After killing the notorious Family Man, Constantine seeks the company of old friends in Hellblazer #34-36. John’s overwhelmed by his guilt, but will it also overwhelm these comic books?
We won’t have a new episode for you next week, but look forward to Preacher on August 1.
5:53 – That Constantine line reminded Sean of Mark Hamill’s performance from the immortal Batman: Mask of the Phantasm.
7:56 – Despite what its name seems to imply, the poll tax did not hinder or discourage voting. Nonetheless, the implementation of the poll tax over the previous system based on property values represented a major tax cut for the rich and a tax hike for the poor. The change resulted in widespread riots, culminating in major unrest in central London on March 31st, 1990.
8:55 – The Tiananmen Square image I mentioned can be seen here.
14:46 – Put side by side, the issues contrast John’s moral inability to look away from the world’s suffering with Mercury’s literal inability to stop feeling other people’s emotions. Mercury’s irritated at John for giving up the fight – but also, selfishly, wants him to keep his misery far from her.
16:41 – For the record, John turned 35 in Hellblazer #9. That’s the one where he gets drunk rather than deal with Nergal and the Resurrection Crusade.
22:49 – The Last of the Mohicans is an 1826 adventure novel by James Fenimore Cooper. The title character, Uncas, is not actually the main character. In fact, this was the second of five Leatherstocking Tales Cooper wrote starring the character Natty Bumppo, a typical “mighty whitey” character who was raised among Native Americans and is therefore better at all their stereotypical skills.
33:20 – “Hellmath” is a running joke from the podcast Buffering the Vampire Slayer.
38:17 – Sean’s talking about Star Trek VI: The Undiscovered Country, which featured a pair of Klingon characters who quoted Shakespeare extensively, claiming the Bard was best read “in the original Klingon.”
38:45 – This was a reference to 50,000,000 Elvis Fans Can’t Be Wrong, a 1959 compilation album by Elvis Presley. Sean also slipped a reference to a classic Colgate toothpaste ad in there.
38:55 – A comparison we forgot to mention: “Dead-Boy’s Heart” repeatedly showed young John dumbfounded at sexual situations, while the present-day story shows Mercury as an observer of the sexual relationship between John and Marj, though perhaps more contemptuous than uncomprehending.
39:35 – Here’s a picture of King Pleasure, for your edification:
45:37 – That was a reference to dutch artist M.C. Escher. A typical Escher landscape can be found in his 1953 painting Relativity:
46:05 – Sean was referencing the movie Inception, but he made a mistake. Mercury is taking the role of the dreamer, creating the shared dream space, while Constantine is the subject, populating it with his subconscious. Although Ariadne (Ellen Page) designs the architecture for the film’s main dream sequence, the role of dreamer is taken by Yusuf (Dileep Rao), while the subject is Fischer (Cillian Murphy). If that didn’t make any sense to you, go see Inception right now.
49:36 – John had lunch with Destructo Vermin Gobsmack just a couple issues ago, in Hellblazer #33.

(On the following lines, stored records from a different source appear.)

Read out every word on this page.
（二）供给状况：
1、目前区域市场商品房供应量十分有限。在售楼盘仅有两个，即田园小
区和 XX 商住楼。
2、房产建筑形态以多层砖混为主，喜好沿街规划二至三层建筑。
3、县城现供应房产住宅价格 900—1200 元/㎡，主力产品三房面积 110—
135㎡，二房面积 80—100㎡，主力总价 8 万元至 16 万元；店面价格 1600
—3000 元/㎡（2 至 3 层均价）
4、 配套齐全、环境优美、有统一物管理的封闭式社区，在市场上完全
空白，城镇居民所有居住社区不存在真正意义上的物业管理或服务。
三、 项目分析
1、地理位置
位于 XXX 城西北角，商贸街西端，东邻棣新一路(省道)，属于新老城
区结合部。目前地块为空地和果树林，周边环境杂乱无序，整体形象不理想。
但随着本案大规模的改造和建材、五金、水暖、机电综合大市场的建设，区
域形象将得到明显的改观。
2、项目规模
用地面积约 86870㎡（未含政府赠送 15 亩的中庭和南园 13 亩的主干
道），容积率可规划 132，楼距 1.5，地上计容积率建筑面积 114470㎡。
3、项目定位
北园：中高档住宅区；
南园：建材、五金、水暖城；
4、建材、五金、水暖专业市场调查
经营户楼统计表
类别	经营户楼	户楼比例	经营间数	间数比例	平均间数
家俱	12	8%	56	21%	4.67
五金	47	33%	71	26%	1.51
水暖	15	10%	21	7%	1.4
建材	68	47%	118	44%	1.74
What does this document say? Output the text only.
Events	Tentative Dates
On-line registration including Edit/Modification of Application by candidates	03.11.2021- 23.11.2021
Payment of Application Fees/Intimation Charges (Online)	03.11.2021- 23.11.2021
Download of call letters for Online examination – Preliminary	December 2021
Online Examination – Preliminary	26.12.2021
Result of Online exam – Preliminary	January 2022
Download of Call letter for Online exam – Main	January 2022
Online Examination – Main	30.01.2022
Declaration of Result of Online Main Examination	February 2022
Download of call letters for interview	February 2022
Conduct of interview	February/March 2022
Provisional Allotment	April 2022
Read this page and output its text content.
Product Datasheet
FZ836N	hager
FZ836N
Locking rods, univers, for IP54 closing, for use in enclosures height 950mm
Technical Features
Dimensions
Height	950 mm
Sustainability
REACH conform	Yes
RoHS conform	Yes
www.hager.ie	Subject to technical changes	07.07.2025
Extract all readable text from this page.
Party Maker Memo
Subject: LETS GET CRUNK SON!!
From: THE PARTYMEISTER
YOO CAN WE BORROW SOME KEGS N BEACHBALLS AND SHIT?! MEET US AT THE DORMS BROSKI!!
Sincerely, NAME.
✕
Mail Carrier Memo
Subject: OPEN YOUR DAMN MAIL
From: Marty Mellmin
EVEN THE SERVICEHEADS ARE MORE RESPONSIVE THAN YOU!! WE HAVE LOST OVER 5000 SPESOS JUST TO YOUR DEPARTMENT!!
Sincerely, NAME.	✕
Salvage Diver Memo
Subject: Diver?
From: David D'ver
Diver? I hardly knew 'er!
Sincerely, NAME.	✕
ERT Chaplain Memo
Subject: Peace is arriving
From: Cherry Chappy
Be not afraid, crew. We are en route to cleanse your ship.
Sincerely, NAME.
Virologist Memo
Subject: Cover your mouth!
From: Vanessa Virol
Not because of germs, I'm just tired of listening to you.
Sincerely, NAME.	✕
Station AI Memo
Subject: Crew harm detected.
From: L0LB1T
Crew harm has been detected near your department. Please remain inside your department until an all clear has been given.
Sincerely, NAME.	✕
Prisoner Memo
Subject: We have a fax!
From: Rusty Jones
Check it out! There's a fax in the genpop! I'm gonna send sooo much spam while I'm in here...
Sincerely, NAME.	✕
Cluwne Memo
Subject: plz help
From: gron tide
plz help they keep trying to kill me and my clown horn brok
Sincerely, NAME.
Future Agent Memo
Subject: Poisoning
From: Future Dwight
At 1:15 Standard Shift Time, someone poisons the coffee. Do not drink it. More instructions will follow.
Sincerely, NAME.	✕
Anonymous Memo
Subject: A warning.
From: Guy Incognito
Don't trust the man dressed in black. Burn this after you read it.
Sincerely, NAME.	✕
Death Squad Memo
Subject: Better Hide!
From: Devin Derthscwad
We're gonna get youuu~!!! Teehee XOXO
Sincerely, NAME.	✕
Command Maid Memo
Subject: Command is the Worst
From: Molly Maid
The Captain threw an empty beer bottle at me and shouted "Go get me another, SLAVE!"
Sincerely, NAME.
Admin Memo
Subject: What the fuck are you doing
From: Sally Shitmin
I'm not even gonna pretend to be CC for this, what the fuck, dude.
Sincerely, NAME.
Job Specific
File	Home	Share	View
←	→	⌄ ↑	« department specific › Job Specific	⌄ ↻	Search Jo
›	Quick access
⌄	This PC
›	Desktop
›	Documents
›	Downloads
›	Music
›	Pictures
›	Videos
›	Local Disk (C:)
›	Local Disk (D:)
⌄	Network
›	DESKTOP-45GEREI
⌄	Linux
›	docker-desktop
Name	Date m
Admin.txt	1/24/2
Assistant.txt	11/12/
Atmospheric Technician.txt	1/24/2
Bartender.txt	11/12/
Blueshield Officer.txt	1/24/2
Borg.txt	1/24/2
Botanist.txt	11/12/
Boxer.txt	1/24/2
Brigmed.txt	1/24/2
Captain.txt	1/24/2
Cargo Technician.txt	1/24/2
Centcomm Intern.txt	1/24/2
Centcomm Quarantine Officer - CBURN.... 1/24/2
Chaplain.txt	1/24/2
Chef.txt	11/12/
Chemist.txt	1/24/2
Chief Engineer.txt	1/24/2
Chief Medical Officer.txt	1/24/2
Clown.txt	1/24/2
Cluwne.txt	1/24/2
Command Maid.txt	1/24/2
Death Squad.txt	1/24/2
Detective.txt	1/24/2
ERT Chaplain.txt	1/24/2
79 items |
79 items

50:34 – Maybe John’s nightmare is that the world will only come around to hippyism once capitalism has completely leveled the place. That links back to Mercury’s attitude, that people (including John) are supposed to be giving up their selfish needs to help remake the world into a better place.
52:00 – The phrase “between the devil and the deep blue sea” originated from Scottish general Robert Monro’s diaries of his experiences in the Thirty Years’ War in the 1600s.
1:00:22 – It’s not funny, it’s fucking delicious.